SÃO PAULO - A Medial, uma das maiores operadoras de planos de saúde do mercado, encerrou o quarto trimestre do ano passado com um prejuízo de R$ 15 milhões, em comparação a um lucro líquido de R$ 800 mil no mesmo período de 2007. O resultado negativo é reflexo, principalmente, de uma amortização de ágio de aproximadamente R$ 54 milhões referente à aquisição do plano de saúde Amesp, adquirido por R$ 253 milhões em 2007.

Descontando essa despesa extraordinária, a Medial teria encerrado o último trimestre com lucro líquido (ajustado) de R$ 1,5 milhão. Porém, o valor representaria uma queda expressiva quando comparado ao mesmo período de 2007, quando o lucro somou R$ 21,4 milhões. O lucro antes de juros, impostos, depreciações e amortizações (lajida), entre setembro e dezembro de 2008, foi de R$ 12 milhões ante R$ 29,1 milhões em igual trimestre do ano anterior.

Já a receita líquida, proveniente das contraprestações do plano de saúde e dos hospitais próprios da operadora, avançou 11,2%, somando R$ 510,6 milhões nos últimos três meses de 2008. " Esse aumento no faturamento é resultado do aumento na nossa base de clientes. Nossa carteira de beneficiários cresceu de 1,4 milhão para 1,8 milhão de vidas no ano passado " , explicou Emílio Carazzai, presidente da Medial. O maior crescimento ocorreu entre as pequenas e médias empresas, que hoje representam 22% da receita da companhia.

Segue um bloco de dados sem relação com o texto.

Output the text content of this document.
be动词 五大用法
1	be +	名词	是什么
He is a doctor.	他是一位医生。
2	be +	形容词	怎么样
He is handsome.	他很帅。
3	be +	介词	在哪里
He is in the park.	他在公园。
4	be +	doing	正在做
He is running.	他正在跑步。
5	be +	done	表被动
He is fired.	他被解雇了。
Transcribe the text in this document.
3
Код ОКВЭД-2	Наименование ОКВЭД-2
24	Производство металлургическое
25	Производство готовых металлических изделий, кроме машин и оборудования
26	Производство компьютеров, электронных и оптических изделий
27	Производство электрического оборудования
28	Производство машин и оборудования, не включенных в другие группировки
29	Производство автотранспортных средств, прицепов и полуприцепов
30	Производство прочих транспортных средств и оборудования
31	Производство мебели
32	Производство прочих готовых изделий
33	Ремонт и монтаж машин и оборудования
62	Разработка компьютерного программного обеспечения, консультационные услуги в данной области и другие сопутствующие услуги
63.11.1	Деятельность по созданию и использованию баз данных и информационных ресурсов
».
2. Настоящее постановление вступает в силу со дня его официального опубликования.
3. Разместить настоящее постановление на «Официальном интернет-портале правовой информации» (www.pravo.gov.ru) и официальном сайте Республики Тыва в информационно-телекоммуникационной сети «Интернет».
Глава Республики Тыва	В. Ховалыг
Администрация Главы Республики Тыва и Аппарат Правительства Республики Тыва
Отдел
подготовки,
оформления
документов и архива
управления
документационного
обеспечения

Além da amortização do ágio, a operadora contabilizou outros gastos extraordinários que impactaram a última linha da demonstração de resultados. Entre eles, estão aumento nas despesas com comercialização de planos de saúde, que totalizaram no ano passado R$ 117 milhões, quase R$ 40 milhões a mais em relação a 2007, além de terceirização do call center e dispensa de funcionários.

No comparativo dos 12 meses a Medial saiu de um lucro contábil de R$ 19,4 milhões em 2007 para um prejuízo de R$ 162 mil no ano passado. Retirando as despesas extraordinárias, a operadora teve lucro líquido (ajustado) de R$ 63,7 milhões em 2008, pequena queda em relação aos R$ 65 milhões apurados em 2007. Levando-se em consideração todo o ano, a receita líquida também teve desempenho positivo, saindo de R$ 1,6 bilhão para R$ 1,9 bilhão. O lajida no ano passado foi de R$ 12 milhões, o que equivale R$ 17 milhões a menos quando comparado a 2007.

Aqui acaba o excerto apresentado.